Er zijn aanbieders op de markt, waaronder Microsoft, die inderdaad kosteloos verbeterde versies beschikbaar stellen. Helaas behoort dit voorbeeld tot de uitzonderingen. De meeste aanbieders bundelen hun garantieverplichtingen met andere vormen van dienstverlening waardoor een gebruiker niet meer kan zien waar hij nu precies voor betaalt. In feite is hier sprake van een ongeoorloofde koppelverkoop. Aanbieders als Oracle rekenen bijvoorbeeld maar liefst 20-22 procent voor onderhoud per jaar. Aangezien Oracle tegen betaling van deze vergoeding ook nieuwe versies van zijn producten levert, zou betaling van enige kosten verdedigbaar kunnen zijn, maar lang niet iedereen heeft behoefte aan een nieuwe versie. Een gebruiker zou kunnen besluiten geen onderhoud aan te schaffen. Als hij dat echter doet, heeft hij contractueel ook geen recht meer op reparatie van zijn gebreken. Dat laatste is dus precies iets wat strijdig kan zijn met de wetgeving.
Een ander argument dat aanbieders stellen als grondslag voor hun recht betaling te vragen voor het herstel van gebreken, is dat volgens hen gebreken binnen een bepaalde hersteltijd worden verholpen, terwijl je op basis van de wet geen aanspraak kan doen gelden op een bepaalde hersteltijd. De wet gaat namelijk uit van het stellen van een redelijke termijn en die kan van geval tot geval variëren, afhankelijk van de aangetroffen problematiek. Sterker nog, net als bij een consument zou een aanbieder kunnen zeggen: ‘lever je product maar in, dan zal ik het binnen een redelijke termijn repareren’, hetgeen bij geïmplementeerde software natuurlijk niet goed voorstelbaar is. De aanbieders bieden een min of meer gegarandeerde responstijd in contracten en hanteren dus het uitgangspunt dat een gebrek altijd binnen een vooraf overeengekomen termijn wordt verholpen.

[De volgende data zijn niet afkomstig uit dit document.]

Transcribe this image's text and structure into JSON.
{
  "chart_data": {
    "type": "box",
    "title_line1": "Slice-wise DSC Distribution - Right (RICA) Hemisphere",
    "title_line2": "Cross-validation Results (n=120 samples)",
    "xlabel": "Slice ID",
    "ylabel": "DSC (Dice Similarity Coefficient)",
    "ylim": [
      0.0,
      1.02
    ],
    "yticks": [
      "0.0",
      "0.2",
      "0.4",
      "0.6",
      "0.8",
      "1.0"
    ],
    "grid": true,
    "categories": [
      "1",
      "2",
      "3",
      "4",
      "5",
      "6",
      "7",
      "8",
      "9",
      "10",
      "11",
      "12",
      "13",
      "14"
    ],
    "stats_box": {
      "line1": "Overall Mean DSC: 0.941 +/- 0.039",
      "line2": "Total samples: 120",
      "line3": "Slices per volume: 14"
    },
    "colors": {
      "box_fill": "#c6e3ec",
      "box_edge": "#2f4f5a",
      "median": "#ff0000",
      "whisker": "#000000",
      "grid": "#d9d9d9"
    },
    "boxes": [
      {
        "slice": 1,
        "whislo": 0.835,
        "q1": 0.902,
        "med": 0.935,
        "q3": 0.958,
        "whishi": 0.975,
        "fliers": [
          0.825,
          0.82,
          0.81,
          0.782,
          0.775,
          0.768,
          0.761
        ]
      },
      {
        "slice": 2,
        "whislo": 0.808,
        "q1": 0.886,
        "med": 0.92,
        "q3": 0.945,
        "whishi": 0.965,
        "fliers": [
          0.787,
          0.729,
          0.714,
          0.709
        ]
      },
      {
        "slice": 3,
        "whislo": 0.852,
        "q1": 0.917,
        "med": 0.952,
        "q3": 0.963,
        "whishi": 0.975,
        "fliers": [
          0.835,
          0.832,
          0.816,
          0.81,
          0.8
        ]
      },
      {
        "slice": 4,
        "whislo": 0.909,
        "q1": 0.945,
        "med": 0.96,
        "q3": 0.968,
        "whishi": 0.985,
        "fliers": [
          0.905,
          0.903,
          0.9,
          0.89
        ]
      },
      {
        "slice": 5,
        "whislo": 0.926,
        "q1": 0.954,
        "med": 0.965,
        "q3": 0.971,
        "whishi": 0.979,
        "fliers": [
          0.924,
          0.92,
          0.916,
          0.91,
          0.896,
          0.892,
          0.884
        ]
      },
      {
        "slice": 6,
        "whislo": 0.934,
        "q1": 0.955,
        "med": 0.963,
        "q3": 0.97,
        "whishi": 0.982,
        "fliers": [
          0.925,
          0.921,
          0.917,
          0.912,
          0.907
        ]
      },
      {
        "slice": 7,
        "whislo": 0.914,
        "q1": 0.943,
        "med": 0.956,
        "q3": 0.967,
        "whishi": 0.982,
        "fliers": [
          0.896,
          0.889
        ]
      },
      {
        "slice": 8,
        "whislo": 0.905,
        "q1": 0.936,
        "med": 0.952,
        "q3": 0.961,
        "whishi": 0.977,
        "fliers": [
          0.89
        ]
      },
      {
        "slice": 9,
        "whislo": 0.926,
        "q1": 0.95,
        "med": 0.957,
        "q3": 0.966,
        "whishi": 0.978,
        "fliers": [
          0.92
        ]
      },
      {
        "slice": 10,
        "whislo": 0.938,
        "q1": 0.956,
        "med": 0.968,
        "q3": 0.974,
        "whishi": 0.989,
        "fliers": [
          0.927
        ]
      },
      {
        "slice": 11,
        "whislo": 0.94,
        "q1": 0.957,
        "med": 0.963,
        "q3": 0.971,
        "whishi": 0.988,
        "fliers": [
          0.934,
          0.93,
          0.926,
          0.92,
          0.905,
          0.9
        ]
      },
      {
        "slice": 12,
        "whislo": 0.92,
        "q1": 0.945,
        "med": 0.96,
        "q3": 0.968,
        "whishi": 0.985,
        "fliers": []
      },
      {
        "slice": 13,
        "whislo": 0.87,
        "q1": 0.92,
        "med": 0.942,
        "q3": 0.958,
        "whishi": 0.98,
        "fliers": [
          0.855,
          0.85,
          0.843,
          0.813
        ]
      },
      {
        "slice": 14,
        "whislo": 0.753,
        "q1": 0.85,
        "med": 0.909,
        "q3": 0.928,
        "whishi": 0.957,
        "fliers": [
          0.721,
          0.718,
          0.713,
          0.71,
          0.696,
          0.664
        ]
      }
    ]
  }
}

De aanbieders hebben geen gelijk. Ten eerste bieden ze over het algemeen geen enkele garantie in hun voorwaarden dat er binnen een bepaalde periode herstel zal plaatsvinden en nemen ze daarmee een door hen zelf vastgestelde en redelijk geachte termijn in acht. Ten tweede dienen aanbieders ‘geëigende maatregelen’ voor herstel te treffen, zodat ze een reparatiewijze moeten aanbieden die voor een gebruiker de minste verstoring oplevert. De gebruiker hoeft zijn software dus niet ter reparatie in te leveren (wel ter reparatie aan te bieden).
Aanbieders zijn niet verplicht een helpdesk in te richten. Is dat dan een argument om geld te vragen voor herstel van gebreken? Ook het antwoord op deze vraag is ontkennend. Het inrichten van een helpdesk is voor aanbieders de meest efficiënte en effectieve methode om de vele meldingen van storingen in ontvangst te nemen.
De conclusie kan dan ook niet anders luiden dan dat aanbieders van software ten onrechte geld vragen voor het repareren van gebreken en dat zij dit aspect soms ‘verstoppen’ in de betaling van jaarlijkse lumpsumbedragen voor onderhoudsdiensten waarin ook andere, meer verklaarbare diensten als het leveren van nieuwe versies, zijn opgenomen (althans, voor zover je die zou willen hebben). In de meeste gevallen menen de aanbieders gewoon het recht te hebben om geld voor herstel van gebreken te vragen.